核心解説
この問題は、
抗精神病薬 (Antipsychotics) の副作用である
ドパミン受容体遮断 (Dopamine Receptor Blockade) によって生じる症状を問うています。特に、
錐体外路症状 (Extrapyramidal Symptoms, EPS) のうち、パーキンソニズムとアカシジアを正しく理解しているかがポイントです。
正解の根拠 (Answer Rationale): 抗精神病薬は脳内のドパミンD2受容体を遮断します。この遮断が大脳基底核(黒質線条体)に及ぶと、錐体外路症状が出現します。
最重要! 選択肢4の「筋強剛 (Rigidity)」は
パーキンソニズム (Parkinsonism) の一症状であり、選択肢5の「アカシジア (Akathisia)」は
静坐不能 (Inability to sit still) とも呼ばれ、どちらも代表的な錐体外路症状です。
誤答の分析 (Distractor Analysis):
混同注意! ①幻聴 (Auditory Hallucination) と③妄想 (Delusion) は、統合失調症 (Schizophrenia) の陽性症状であり、ドパミン遮断により改善される症状です。逆に、ドパミン遮断によって出現するのは陰性症状や錐体外路症状です。②口渇 (Dry mouth) は、抗コリン作用による副作用であり、ドパミン遮断とは関連が薄いです。
関連概念の整理 (Related Concepts): 錐体外路症状には、パーキンソニズム(筋強剛、振戦、寡動、仮面様顔貌)、アカシジア、急性ジストニア(眼球上転発作、斜頸、開口障害など)、遅発性ジスキネジア(口舌部の不随意運動)があります。特に、遅発性ジスキネジアは長期投与後に出現し、治療抵抗性である点が重要です。
概念整理: 抗精神病薬(定型)の主な副作用は、①
錐体外路症状 (EPS)(ドパミン遮断)、②
抗コリン作用(口渇、便秘、排尿困難)、③
抗ヒスタミン作用(眠気、体重増加)、④
α1遮断作用(起立性低血圧、めまい)です。本問は、①の「ドパミン遮断」による症状を直接問うています。

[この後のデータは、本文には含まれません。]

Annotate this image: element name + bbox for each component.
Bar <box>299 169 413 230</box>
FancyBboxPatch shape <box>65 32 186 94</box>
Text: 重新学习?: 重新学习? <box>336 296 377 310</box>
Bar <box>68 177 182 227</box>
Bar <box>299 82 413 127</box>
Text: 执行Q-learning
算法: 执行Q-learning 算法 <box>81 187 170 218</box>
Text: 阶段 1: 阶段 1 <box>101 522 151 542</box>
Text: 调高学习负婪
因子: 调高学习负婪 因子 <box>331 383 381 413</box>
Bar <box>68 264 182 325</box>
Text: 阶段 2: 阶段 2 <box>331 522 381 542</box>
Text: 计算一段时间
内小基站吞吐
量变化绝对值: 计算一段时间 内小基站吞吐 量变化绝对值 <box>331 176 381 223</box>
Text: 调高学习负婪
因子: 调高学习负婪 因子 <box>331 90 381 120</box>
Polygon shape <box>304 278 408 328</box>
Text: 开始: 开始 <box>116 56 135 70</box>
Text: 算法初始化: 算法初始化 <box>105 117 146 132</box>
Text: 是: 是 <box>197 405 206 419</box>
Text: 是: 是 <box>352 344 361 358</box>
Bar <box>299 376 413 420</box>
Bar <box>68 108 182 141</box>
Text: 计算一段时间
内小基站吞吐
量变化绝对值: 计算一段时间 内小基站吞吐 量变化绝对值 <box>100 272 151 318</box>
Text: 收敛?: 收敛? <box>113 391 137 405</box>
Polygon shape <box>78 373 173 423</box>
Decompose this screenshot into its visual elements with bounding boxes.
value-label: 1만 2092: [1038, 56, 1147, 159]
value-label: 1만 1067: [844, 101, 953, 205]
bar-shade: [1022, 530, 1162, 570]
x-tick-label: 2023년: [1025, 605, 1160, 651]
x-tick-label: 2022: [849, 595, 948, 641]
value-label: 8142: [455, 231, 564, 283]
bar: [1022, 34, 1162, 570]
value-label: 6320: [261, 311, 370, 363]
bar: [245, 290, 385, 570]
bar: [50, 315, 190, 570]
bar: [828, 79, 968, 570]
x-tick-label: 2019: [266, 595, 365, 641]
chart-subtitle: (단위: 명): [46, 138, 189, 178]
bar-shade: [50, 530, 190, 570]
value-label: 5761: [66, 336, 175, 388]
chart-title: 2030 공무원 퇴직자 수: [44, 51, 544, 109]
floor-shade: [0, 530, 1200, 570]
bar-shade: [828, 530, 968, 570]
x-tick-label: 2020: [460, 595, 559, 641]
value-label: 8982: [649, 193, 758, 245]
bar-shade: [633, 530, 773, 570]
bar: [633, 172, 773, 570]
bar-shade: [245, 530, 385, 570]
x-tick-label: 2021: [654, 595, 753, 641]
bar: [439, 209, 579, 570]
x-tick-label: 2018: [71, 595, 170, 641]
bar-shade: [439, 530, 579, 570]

一目で比較!: ドパミン遮断によって現れる症状(陰性症状+錐体外路症状)と改善する症状(陽性症状)を区別しましょう。
| 分類 | 症状 | ドパミン遮断との関係 |
|---|
| 陽性症状 | 幻聴、妄想、思考障害 | 改善される(遮断により) |
| 陰性症状 | 感情平板化、意欲低下、社会性低下 | 悪化する可能性がある |
| 錐体外路症状 | 筋強剛、アカシジア、ジストニア | 副作用として出現する |
看護過程ポイント:
アセスメント:抗精神病薬投与開始後、特に初期(数日~数週間)は錐体外路症状の出現に注意。患者の表情、歩行、姿勢、落ち着きのなさを観察。
看護診断:
転倒リスク状態 (Risk for Falls)(筋強剛やアカシジアによる)、
計画・実施:症状出現時は医師へ報告し、抗コリン薬(トリヘキシフェニジルなど)の投与や、非定型抗精神病薬への変更を検討。アカシジアにはベンゾジアゼピン系薬剤が有効な場合もある。
暗記のコツ: 「ドパミン遮断 = EPS(エキストラパラミダル・シンドローム)」と覚えましょう。「EPS」の代表的な3つ、「P(パーキンソニズム)」「A(アカシジア)」「D(ジストニア)」と頭文字を取って「PAD」と暗記すると便利です。
国試頻出ポイント: 「抗精神病薬の副作用」は毎年必出のテーマです。特に、定型抗精神病薬と非定型抗精神病薬の副作用プロファイルの違い(定型はEPSが多い、非定型は体重増加・糖代謝異常が多い)や、錐体外路症状の具体的な症状名(筋強剛、アカシジア、ジストニア)を問う問題が頻出です。
出題パターン注意!: 単純な「副作用名を選べ」という問題から、事例問題に発展します。例えば「統合失調症で治療中の患者が、薬を内服後、首が後ろに反り返り、眼球が上転した」という状況から、急性ジストニアを疑い、医師へ報告するという流れを問う問題も出題されています。